Shark Tank is an unsolicited American venture capital pitching reality show. Investors, also known as "Sharks", invest in early or new business ideas in form of equity, venture debt, loan, and royalty. The entire process of pitching the idea, brainstorming, negotiating and finally closing the deal is aired on television. With over $63 Million invested by the Sharks till date, this serial becomes an imperative for aspiring entrepreneurs as well as serial investors.
There is a reason why programs such as Shark Tank are amazingly popular in developed countries. Be it Britain, Australia or the United States of America, there are something strikingly common among these countries and these factors make such a program, a success in terms of actually helping nascent businesses and not just another reality television show.
The following summarizes why India cannot sustain such a program.
1) Tangible Innovations - Best pitches in Shark Tank has been about an innovative product which either ramifies existing products or solve a new problem altogether. About 80% of the pitches include products and not services. Products which can be demonstrated on QVC, sold online, licensed or created as a brand on its own, rules the roost. Indian startups are devoid of the aspect. Most of these startup businesses are service orientated and hence require a greater understanding by any investor in comparison to any tangible product. Investing in such startups requires an in-dept understanding of the financials and valuations, which may dampen the ‘snappy and swiftness of decision’ concept of Shark Tank.
2) The imperative proprietary Laws - Investors in Shark Tank seek patents (utility and concept), copyrights and trademarks on products, productions, and brands respectively. This is because, proprietary laws actually provide protections to such innovators, and the entire Judicial structure is very serious about intellectual properties rights of citizens. Unlike their laws, the loopholes in Indian laws and the complex and slow judicial decisions gives no safeguards to innovators. Local and regional unaccounted counterfeiting by small businesses dissolves the purpose of having anything proprietary.
3) Economics of profit generation - Time and again, we have studied that the sole motive of any business is to gain a minimum profit for the continuous survival of the organization. Startups in India seem have forgotten this Rule 101 of any business and have diverged into an interpolation of the business model. Startups stress less on unit economics and more of trial and error methods, burning millions of dollars in customer acquisition. They rely on the basic principle of making a user addicted to the services provided by the startup in the short-run, becoming nonchalant to the future outcome. On the contrary, investors in Shark Tank delve deep into the per unit profit of the product and then extrapolate the expansion capacity of the startup.

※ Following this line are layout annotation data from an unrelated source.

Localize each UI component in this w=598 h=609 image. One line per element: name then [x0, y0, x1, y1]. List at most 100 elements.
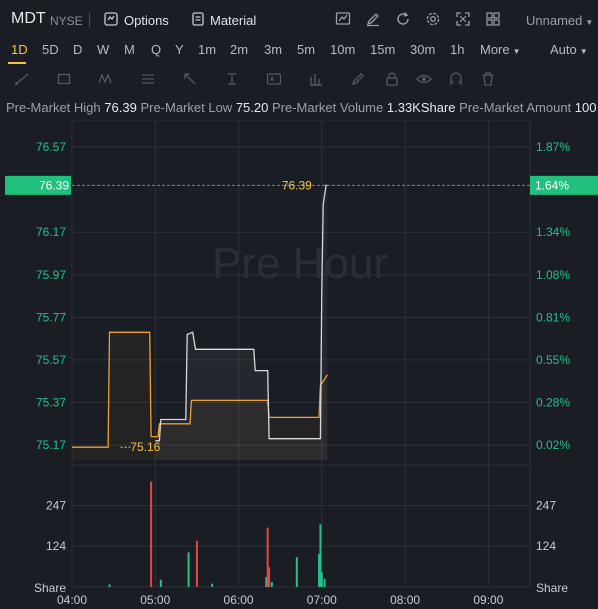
eye-icon[interactable]: [416, 71, 432, 87]
options-button[interactable]: Options: [104, 12, 169, 29]
percent-tick-label: 0.02%: [536, 438, 570, 452]
fibonacci-tool-icon[interactable]: [140, 71, 156, 87]
indicator-icon[interactable]: [335, 11, 351, 27]
period-10m[interactable]: 10m: [330, 42, 356, 57]
time-tick-label: 05:00: [140, 593, 170, 607]
layout-select[interactable]: Unnamed ▼: [526, 13, 593, 28]
volume-bar: [187, 552, 190, 587]
symbol-ticker[interactable]: MDT: [11, 10, 46, 27]
intraday-chart[interactable]: Pre Hour 76.5776.1775.9775.7775.5775.377…: [0, 120, 598, 609]
percent-tick-label: 1.08%: [536, 268, 570, 282]
price-area-fill: [155, 185, 328, 460]
current-percent-badge: [530, 175, 598, 195]
price-tick-label: 76.57: [36, 140, 66, 154]
period-30m[interactable]: 30m: [410, 42, 436, 57]
price-line: [155, 184, 328, 442]
time-tick-label: 07:00: [307, 593, 337, 607]
volume-tick-label: 124: [46, 539, 66, 553]
period-1m[interactable]: 1m: [198, 42, 217, 57]
auto-label: Auto: [550, 42, 577, 57]
period-1h[interactable]: 1h: [450, 42, 465, 57]
period-2m[interactable]: 2m: [230, 42, 249, 57]
layout-label: Unnamed: [526, 13, 583, 28]
trend-line-icon[interactable]: [14, 71, 30, 87]
volume-bar: [265, 577, 268, 587]
text-tool-icon[interactable]: [266, 71, 282, 87]
price-tick-label: 75.57: [36, 353, 66, 367]
period-month[interactable]: M: [124, 42, 135, 57]
premarket-amount-label: Pre-Market Amount: [459, 100, 572, 115]
volume-bar: [268, 567, 271, 587]
pattern-tool-icon[interactable]: [98, 71, 114, 87]
measure-tool-icon[interactable]: [224, 71, 240, 87]
period-5m[interactable]: 5m: [297, 42, 316, 57]
volume-bars: [108, 481, 326, 587]
premarket-high-value: 76.39: [104, 100, 137, 115]
chevron-down-icon: ▼: [579, 47, 588, 56]
price-tick-label: 75.17: [36, 438, 66, 452]
active-period-underline: [8, 62, 26, 64]
period-3m[interactable]: 3m: [264, 42, 283, 57]
price-tick-label: 76.17: [36, 225, 66, 239]
period-15m[interactable]: 15m: [370, 42, 396, 57]
period-5d[interactable]: 5D: [42, 42, 59, 57]
fullscreen-icon[interactable]: [455, 11, 471, 27]
volume-bar: [320, 572, 323, 587]
time-tick-label: 04:00: [57, 593, 87, 607]
current-price-badge: [5, 175, 71, 195]
draw-pen-icon[interactable]: [365, 11, 381, 27]
bar-pattern-icon[interactable]: [308, 71, 324, 87]
arrow-tool-icon[interactable]: [182, 71, 198, 87]
more-periods-button[interactable]: More ▼: [480, 42, 521, 57]
settings-gear-icon[interactable]: [425, 11, 441, 27]
volume-tick-label: 124: [536, 539, 556, 553]
chevron-down-icon: ▼: [585, 18, 594, 27]
volume-unit-left: Share: [34, 581, 66, 595]
volume-bar: [318, 554, 321, 587]
layout-grid-icon[interactable]: [485, 11, 501, 27]
volume-unit-right: Share: [536, 581, 568, 595]
more-label: More: [480, 42, 510, 57]
brush-icon[interactable]: [350, 71, 366, 87]
refresh-icon[interactable]: [395, 11, 411, 27]
period-day[interactable]: D: [73, 42, 83, 57]
lock-icon[interactable]: [384, 71, 400, 87]
price-tick-label: 75.77: [36, 310, 66, 324]
price-tick-label: 75.37: [36, 396, 66, 410]
average-price-line: [72, 331, 328, 448]
premarket-low-label: Pre-Market Low: [140, 100, 233, 115]
material-label: Material: [210, 13, 257, 28]
price-axis: 76.57 76.17 75.97 75.77 75.57 75.37 75.17: [36, 140, 66, 452]
volume-tick-label: 247: [536, 499, 556, 513]
volume-tick-label: 247: [46, 499, 66, 513]
volume-bar: [323, 578, 326, 587]
rectangle-tool-icon[interactable]: [56, 71, 72, 87]
auto-scale-select[interactable]: Auto ▼: [550, 42, 588, 57]
period-bar: 1D 5D D W M Q Y 1m 2m 3m 5m 10m 15m 30m …: [0, 38, 598, 64]
period-week[interactable]: W: [97, 42, 110, 57]
low-marker-label: 75.16: [130, 440, 160, 454]
material-button[interactable]: Material: [192, 12, 256, 29]
period-1d[interactable]: 1D: [11, 42, 28, 57]
avg-area-fill: [72, 332, 328, 460]
premarket-amount-value: 100: [574, 100, 597, 115]
percent-tick-label: 1.87%: [536, 140, 570, 154]
percent-tick-label: 1.34%: [536, 225, 570, 239]
volume-bar: [270, 582, 273, 587]
volume-bar: [150, 481, 153, 587]
premarket-summary: Pre-Market High 76.39 Pre-Market Low 75.…: [0, 96, 598, 120]
premarket-volume-value: 1.33KShare: [386, 100, 456, 115]
volume-bar: [195, 540, 198, 587]
divider: [89, 13, 90, 27]
volume-bar: [266, 527, 269, 587]
chevron-down-icon: ▼: [512, 47, 521, 56]
volume-bar: [108, 584, 111, 587]
period-year[interactable]: Y: [175, 42, 184, 57]
time-axis: 04:00 05:00 06:00 07:00 08:00 09:00: [57, 593, 504, 607]
trash-icon[interactable]: [480, 71, 496, 87]
options-icon: [104, 12, 118, 29]
volume-bar: [295, 557, 298, 587]
magnet-icon[interactable]: [448, 71, 464, 87]
period-quarter[interactable]: Q: [151, 42, 162, 57]
price-series: [72, 184, 328, 460]
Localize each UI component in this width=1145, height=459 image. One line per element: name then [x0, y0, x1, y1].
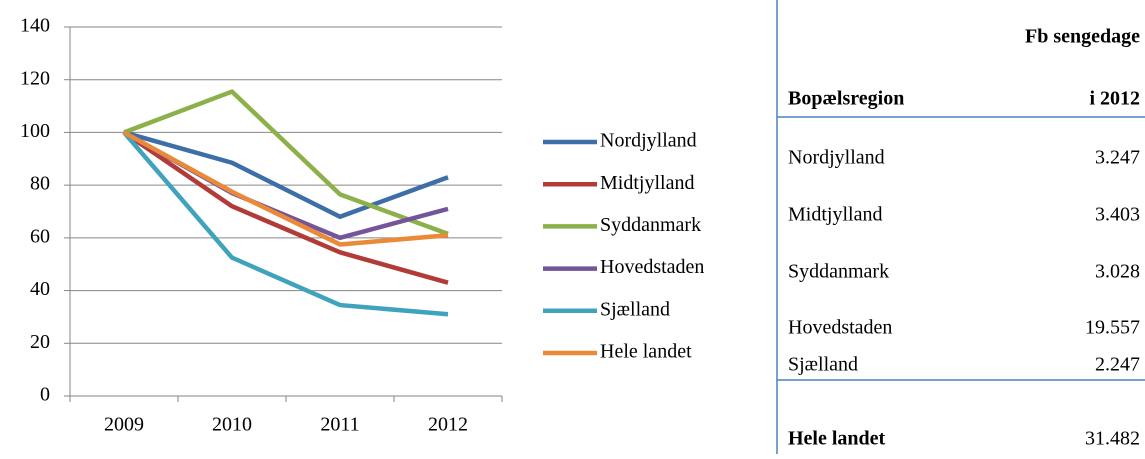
line-series — [122, 130, 449, 317]
y-tick-label: 140 — [20, 15, 50, 37]
y-tick-label: 60 — [30, 225, 50, 247]
legend-label: Syddanmark — [600, 214, 701, 236]
line-series — [122, 130, 449, 247]
table-total-label: Hele landet — [788, 428, 886, 450]
table-cell: Hovedstaden — [788, 317, 892, 339]
table-cell: 3.403 — [1095, 204, 1140, 226]
table-cell: Midtjylland — [788, 204, 882, 226]
legend-label: Hovedstaden — [600, 256, 704, 278]
x-tick-label: 2011 — [320, 414, 359, 436]
table-cell: Syddanmark — [788, 261, 889, 283]
y-tick-label: 0 — [40, 384, 50, 406]
x-tick-label: 2009 — [104, 414, 144, 436]
line-series — [123, 130, 449, 220]
line-series — [122, 130, 449, 285]
x-tick-label: 2010 — [212, 414, 252, 436]
legend-label: Midtjylland — [600, 172, 694, 194]
table-cell: Nordjylland — [788, 147, 885, 169]
y-tick-label: 40 — [30, 278, 50, 300]
table-cell: 3.247 — [1095, 147, 1140, 169]
y-tick-label: 20 — [30, 331, 50, 353]
y-tick-label: 120 — [20, 67, 50, 89]
legend-label: Hele landet — [600, 341, 692, 363]
table-cell: 2.247 — [1095, 354, 1140, 376]
legend-label: Sjælland — [600, 298, 670, 320]
x-tick-label: 2012 — [428, 414, 468, 436]
y-tick-label: 100 — [20, 120, 50, 142]
legend-label: Nordjylland — [600, 130, 697, 152]
table-total-value: 31.482 — [1085, 428, 1140, 450]
line-series — [123, 89, 449, 237]
table-header: Bopælsregion — [788, 88, 904, 110]
table-header: Fb sengedage — [1025, 26, 1140, 48]
table-cell: Sjælland — [788, 354, 858, 376]
table-cell: 19.557 — [1085, 317, 1140, 339]
table-header: i 2012 — [1089, 88, 1140, 110]
y-tick-label: 80 — [30, 173, 50, 195]
table-cell: 3.028 — [1095, 261, 1140, 283]
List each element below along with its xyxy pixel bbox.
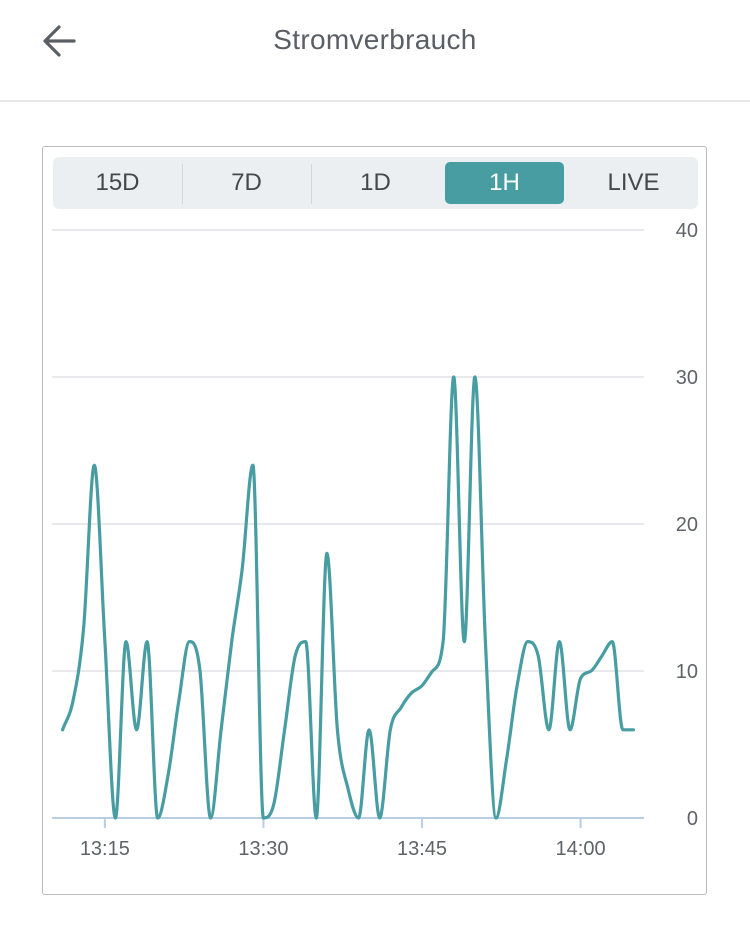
series-line xyxy=(61,375,635,820)
time-range-tabs: 15D 7D 1D 1H LIVE xyxy=(53,157,698,209)
x-tick-label: 14:00 xyxy=(556,838,606,860)
y-axis-ticks: 0 10 20 30 40 xyxy=(676,220,698,830)
x-axis-ticks: 13:15 13:30 13:45 14:00 xyxy=(80,818,606,860)
tab-1d[interactable]: 1D xyxy=(360,169,391,196)
x-tick-label: 13:15 xyxy=(80,838,130,860)
y-tick-label: 20 xyxy=(676,514,698,536)
grid-lines xyxy=(52,229,644,672)
tab-7d[interactable]: 7D xyxy=(187,162,312,204)
y-tick-label: 40 xyxy=(676,220,698,242)
x-tick-label: 13:45 xyxy=(397,838,447,860)
y-tick-label: 30 xyxy=(676,367,698,389)
back-button[interactable] xyxy=(38,20,82,64)
tab-live[interactable]: LIVE xyxy=(607,169,660,196)
tab-15d[interactable]: 15D xyxy=(58,162,183,204)
page-title: Stromverbrauch xyxy=(273,24,477,55)
app-header: Stromverbrauch xyxy=(0,0,750,102)
y-tick-label: 0 xyxy=(687,808,698,830)
tab-1h[interactable]: 1H xyxy=(445,162,564,204)
arrow-left-icon xyxy=(43,25,76,57)
x-tick-label: 13:30 xyxy=(238,838,288,860)
y-tick-label: 10 xyxy=(676,661,698,683)
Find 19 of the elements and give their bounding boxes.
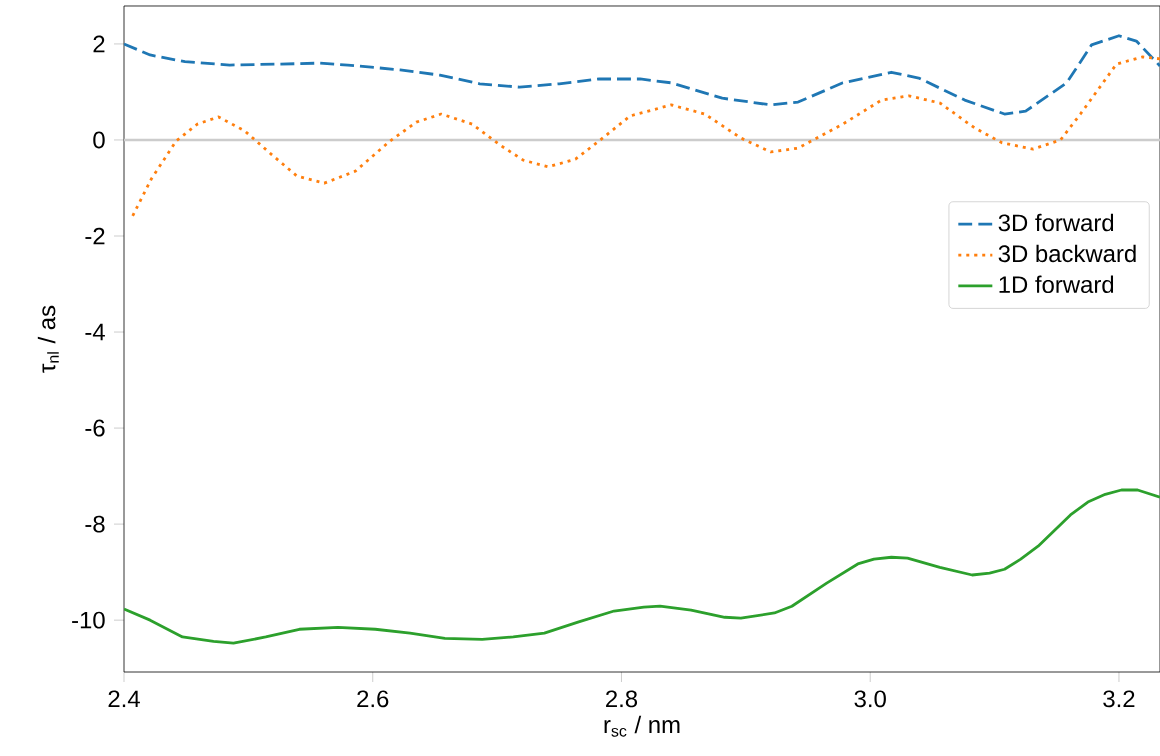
y-tick-label: -8 — [85, 515, 105, 533]
legend-label: 3D backward — [998, 244, 1136, 263]
y-tick-label: -10 — [72, 611, 105, 629]
x-tick-label: 3.2 — [1103, 690, 1135, 708]
y-tick-label: 0 — [93, 131, 105, 149]
legend-label: 1D forward — [999, 275, 1114, 294]
y-tick-label: -6 — [85, 419, 105, 437]
y-tick-label: 2 — [93, 35, 105, 53]
y-axis-title: τ$_{nl}$ / as — [37, 305, 59, 373]
x-axis-title: r$_{sc}$ / nm — [604, 715, 680, 737]
x-tick-label: 2.6 — [357, 690, 389, 708]
line-series — [124, 488, 1160, 645]
x-tick-label: 2.4 — [108, 690, 140, 708]
legend-label: 3D forward — [998, 213, 1114, 232]
x-tick-label: 2.8 — [606, 690, 638, 708]
y-tick-label: -2 — [85, 227, 105, 245]
y-tick-label: -4 — [85, 323, 105, 341]
x-tick-label: 3.0 — [854, 690, 886, 708]
line-series — [124, 34, 1160, 116]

4) Shrewd Investor Outlook - Investors in India have switched to a myopic view of an investment in a Startup Business. Investors have lost the sole purpose a “venture capital investment”, which was to mentor, incubate and run the race along with the founders of the business. It has become more of a portfolio game, where every investor with money wants a different kind of Business models in their portfolio of investments so that they may not miss out of anything big or as Mark Cuban says, "Fear of Missing Out (FOMO)". Experience, connections, and incubation, which is why people seek Shark Tank, are losing importance in India. Investors bet more on the idea than the business model.
A television show like Shark Tank, will merely resemble any other reality show in India with a little significance of actually helping young and new businesses.